Kitch’s work in the IHR has helped create an intellectual community for humanists at ASU and beyond, Searle said.

“The IHR has a track record of taking on some of the most challenging problems we face as a global society,” he said. “We are grateful for Dr. Kitch’s work and are excited for her continued contributions to this thriving research enterprise.”

During Kitch’s tenure, the IHR helped develop the university’s first digital humanities lab, the Nexus Lab, which encourages interdisciplinary collaborations that bring together humanities, science and technology. It also initiated a distinguished lecture series, a yearly faculty seminar series and research clusters, fellows programs and seed grant funding to improve the quality of proposals to external funding agencies.

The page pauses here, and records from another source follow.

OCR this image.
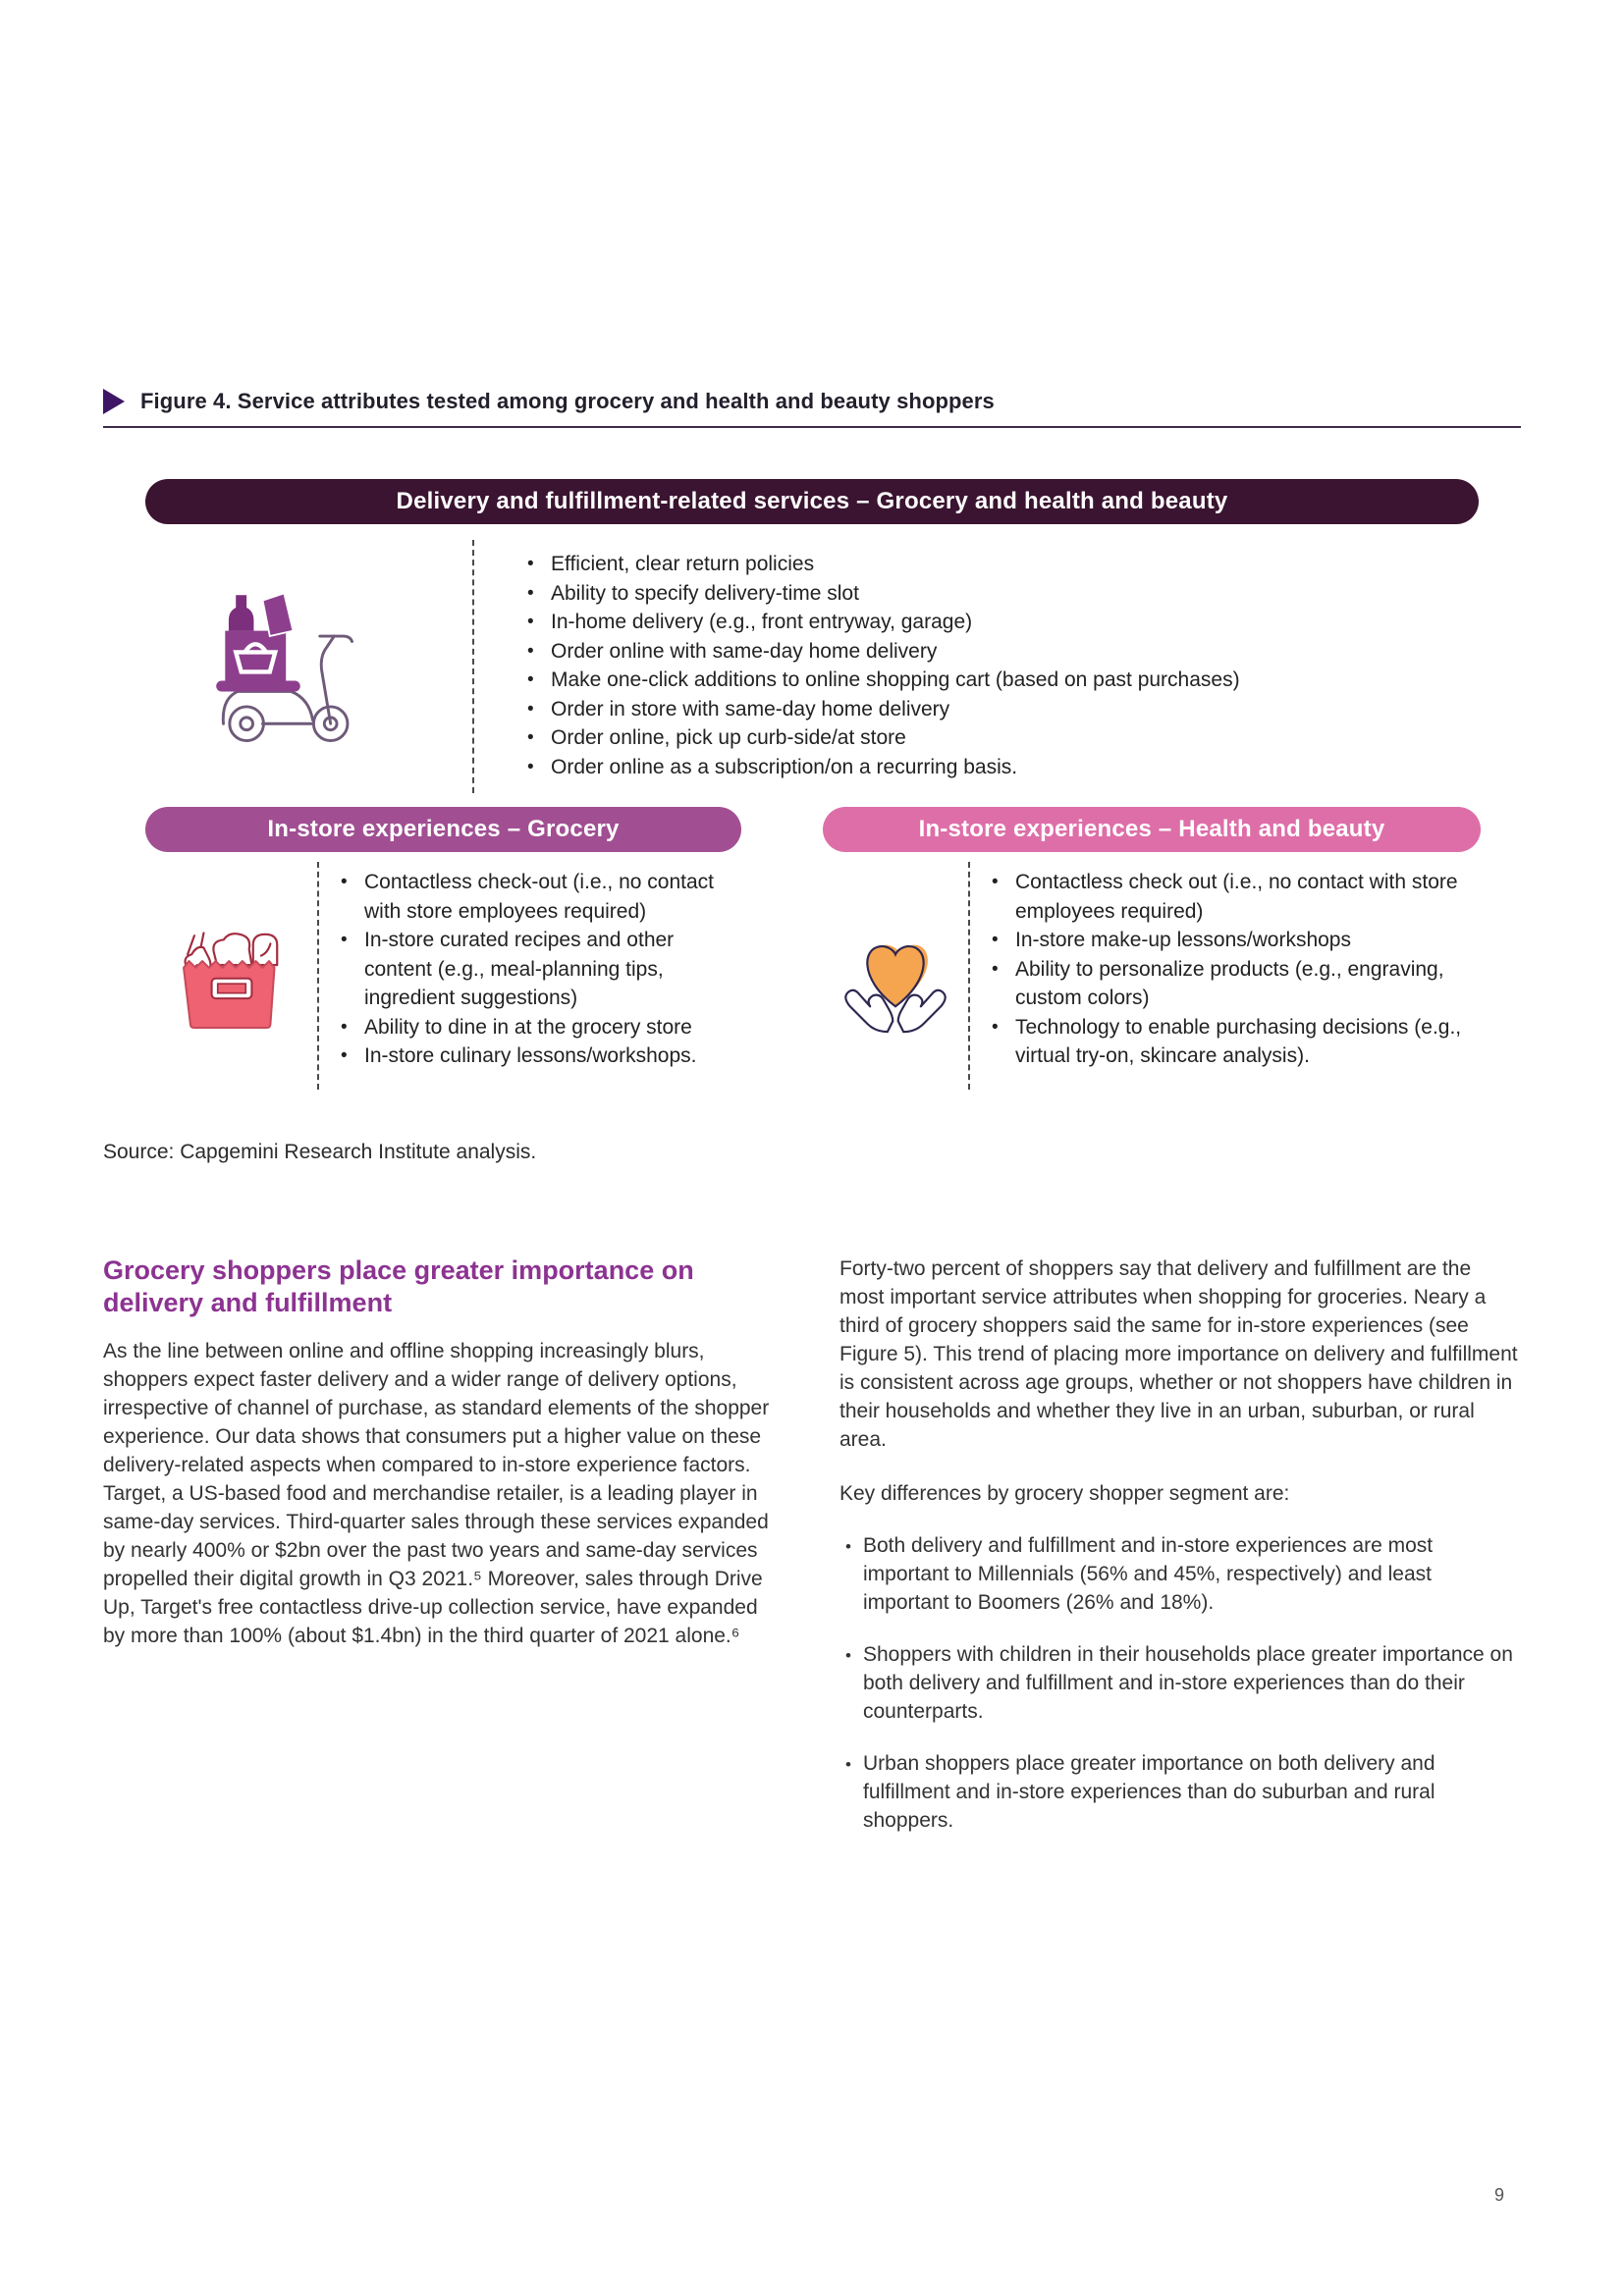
Figure 4. Service attributes tested among grocery and health and beauty shoppers
Delivery and fulfillment-related services – Grocery and health and beauty
• Efficient, clear return policies
• Ability to specify delivery-time slot
• In-home delivery (e.g., front entryway, garage)
• Order online with same-day home delivery
• Make one-click additions to online shopping cart (based on past purchases)
• Order in store with same-day home delivery
• Order online, pick up curb-side/at store
• Order online as a subscription/on a recurring basis.
In-store experiences – Grocery
• Contactless check-out (i.e., no contact with store employees required)
• In-store curated recipes and other content (e.g., meal-planning tips, ingredient suggestions)
• Ability to dine in at the grocery store
• In-store culinary lessons/workshops.
In-store experiences – Health and beauty
• Contactless check out (i.e., no contact with store employees required)
• In-store make-up lessons/workshops
• Ability to personalize products (e.g., engraving, custom colors)
• Technology to enable purchasing decisions (e.g., virtual try-on, skincare analysis).
Source: Capgemini Research Institute analysis.
Grocery shoppers place greater importance on delivery and fulfillment

As the line between online and offline shopping increasingly blurs, shoppers expect faster delivery and a wider range of delivery options, irrespective of channel of purchase, as standard elements of the shopper experience. Our data shows that consumers put a higher value on these delivery-related aspects when compared to in-store experience factors. Target, a US-based food and merchandise retailer, is a leading player in same-day services. Third-quarter sales through these services expanded by nearly 400% or $2bn over the past two years and same-day services propelled their digital growth in Q3 2021.⁵ Moreover, sales through Drive Up, Target's free contactless drive-up collection service, have expanded by more than 100% (about $1.4bn) in the third quarter of 2021 alone.⁶

Forty-two percent of shoppers say that delivery and fulfillment are the most important service attributes when shopping for groceries. Neary a third of grocery shoppers said the same for in-store experiences (see Figure 5). This trend of placing more importance on delivery and fulfillment is consistent across age groups, whether or not shoppers have children in their households and whether they live in an urban, suburban, or rural area.

Key differences by grocery shopper segment are:

• Both delivery and fulfillment and in-store experiences are most important to Millennials (56% and 45%, respectively) and least important to Boomers (26% and 18%).
• Shoppers with children in their households place greater importance on both delivery and fulfillment and in-store experiences than do their counterparts.
• Urban shoppers place greater importance on both delivery and fulfillment and in-store experiences than do suburban and rural shoppers.
9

“Questions and concerns that humanists have about language, values, history, beliefs and assumptions are central to working out vexing social challenges,” said Kitch. “Dealing with the humanities means addressing basic and fundamental questions of deep concern, even within issues that may seem purely technological.”

Prior to joining ASU in 2006, Kitch was a distinguished humanities professor and department chair at The Ohio State University. She received her bachelor's from Cornell University, her master's from the University of Chicago and her doctorate from Emory University.

Marlene Tromp, vice provost of ASU’s West campus, dean of ASU’s New College of Interdisciplinary Arts and Sciences and professor of English and women and gender studies, will chair a national search committee for the next director of the Institute for Humanities Research.